"We are used to thinking of meditation as an exercise conducted in seclusion. But is there such a thing as meditation in action? In most spiritually oriented people one may uncover both the ascetic and the knight. If life in the world is to be renounced, what was the purpose of creation?
In Hazrat Inayat Khan’s teachings to his pupils on this subject, part of which is herewith released to the public, the master shows how stimulating it would be to introduce the kind of mastery mustered by the recluse into the hustle-bustle of active life. The result: crystal-clear insight, better programming and motivation, and ultimately freedom. The master stresses achievement as being essential to the growth of individual potential, since situations and problems challenge one into consolidating latent attributes into tangible qualities in our personalities, for “the human personality is the end-product of the life process.”Hazrat Inayat Khan does not teach desirelessness, since he sees in every human striving a divine impulse that may have become deviated: “It is the interest of the Creator that has made this creation; every achievement increases one’s power to attain a still greater achievement.”Yet, curiously enough, renunciation which seems diametrically opposite to interest may at times prove beneficial to achievement. Giving up the fruits of action opens the door to a still greater achievement. “When a person has in view an object he wants to attain, he is smaller than the object; but when the person has attained the object, he is greater than the object; and as he holds the object which he has attained, so he diminishes his strength; but when he renounces the object he has attained, he rises above the object. …
Every gain that a person has in view limits him to a certain extent to that gain, directs his activities in a certain channel, and forms the line of his fate. At the same time it deprives him of a still better gain and of the freedom of activity which might perhaps accomplish something still better. …All the world that man has made has come from the power of interest, but at the same time the power of indifference is greater still, because, although motive has power, yet at the same time motive limits power. Yet it is mastery that gives man the power to accomplish things. Without a motive the power of the soul is like an ocean, but at the same time that ocean-like power cannot be used without a motive.”
The art of the Yogis and dervishes consists in harnessing all nascent impulses, even as the yacht’s master turns the power of the wind to his purpose, instead of drifting where it lists. For the master, the purpose of life is mastery. Here lies the secret of the foreboding power of the ascetic and his uncanny intuition. “In him is awakened that spirit by which the whole universe was created. …

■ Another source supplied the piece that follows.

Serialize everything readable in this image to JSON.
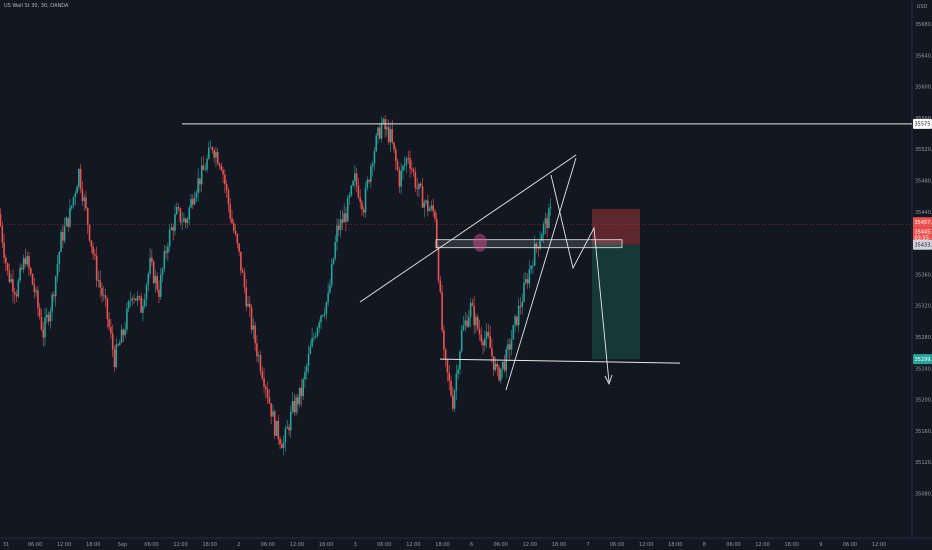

Every impulse is a power in itself, and every time when the will withdraws an impulse, the will is charged with a new strength of life.”This seems particularly pertinent at a time when uninhibiting techniques in popular psychology are letting the “Jack out of the box”of the psyche, with little hope of ever recovering the upper hand. “Master is he who controls things, and he becomes a slave who is controlled by circumstances. If your horse does not obey you, it is because your fingers do not obey you.” Once you have mastery over yourself, everything will go right."
--Pir Vilayat Inayat Khan was a teacher of meditation and of the traditions of the East Indian Chishti Order of Sufism. His teaching derived from the tradition of his father, Hazrat, founder of The Sufi Order in the West, combined with western culture.